Before you buy a car…

Posted by: Live Smart   
June 22nd,
2009

there are many more things to take into account than how much car payment a month I can afford. First, lets look at the list of expenses you will have after you buy a car:

  • car payment – probably your largest amount
  • car insurance
  • gasoline
  • maintenance – oil change, new tires, belts
  • repair
  • misc. – once a year registration fee

Before you can figure out what your car payment can/should be, you need to figure out what the rest of the list will cost you and then you will know how much is left over for the car itself.

Insurance is easy. There are many sites on WWW that give you instant quotes. Just google “cheap car insurance” and you will get a list of them.

For gas, you need to estimate how many miles you drive a day, a week, a month. Then look up the gas mileage of the car you are planning to buy and what the current gas prices are. Multiply monthly mileage with gas price and you will have an estimate, how much the gas will cost you. Keep in mind that many European and Japanese cars require higher grade gas. It is more expensive, so make sure you know the type of gas as well.

The last two items on the list are little harder to estimate. Again, first look up on google “*your car model* + problems” and see other people’s experience with your car. If many people are complaining about reliability, you might be better of looking for a different model. Else, depending on the age of your car and location where you live, it would be good idea to have at least $ 500.00 – $ 1000.00 of emergency fund for larger scale repairs. Keep in mind that fixing a transmission can easily cost $ 2000.00 or even $ 3000.00, so my suggestion is actually on the low side.

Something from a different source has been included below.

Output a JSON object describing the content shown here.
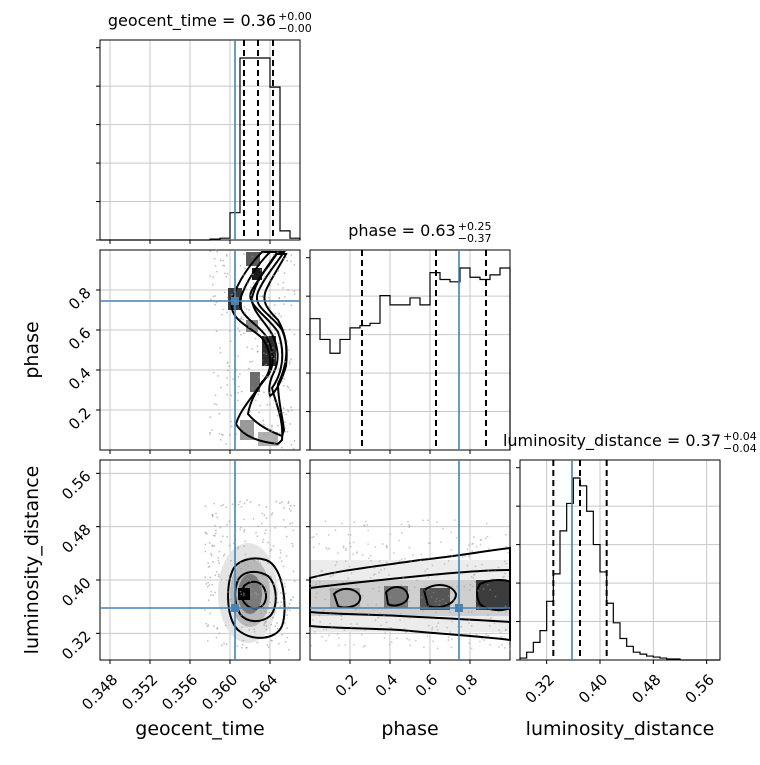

Based on your monthly mileage traveled, you can estimate how often you need to change the oil, when the belts might need to be changed and when do you need new tires. The cost of all those are readily available too. Figure about $ 20.00 for oil change for a regular car (if you are looking for luxury or performance car, that can be many times more expensive) $ 75 per tire ( and you need at least two at the time).

Adding up all those figures will give you a good idea what car ownership will actually cost you and how much monthly car payment can you actually afford.

Good luck and have fun (responsibly) with your new car.

This entry was posted on Monday, June 22nd, 2009 at 1:55 pm and is filed under Living. You can follow any responses to this entry through the RSS 2.0 feed. Both comments and pings are currently closed.

One Response for "Before you buy a car…"

Wm Byatt

I would just like to point out that some of these–especially gas prices and repairs–have a tendency to be underestimated. Gas prices more notably than anything else. The fact is that when one HAS a car, one has a tendency to drive more than one would think. It’s a well-known fact of psychology that “self estimation is usually underestimation.” So when you’re taking these costs into account, it’d probably do you well to add an extra 10% or so as buffer room in case of underestimation.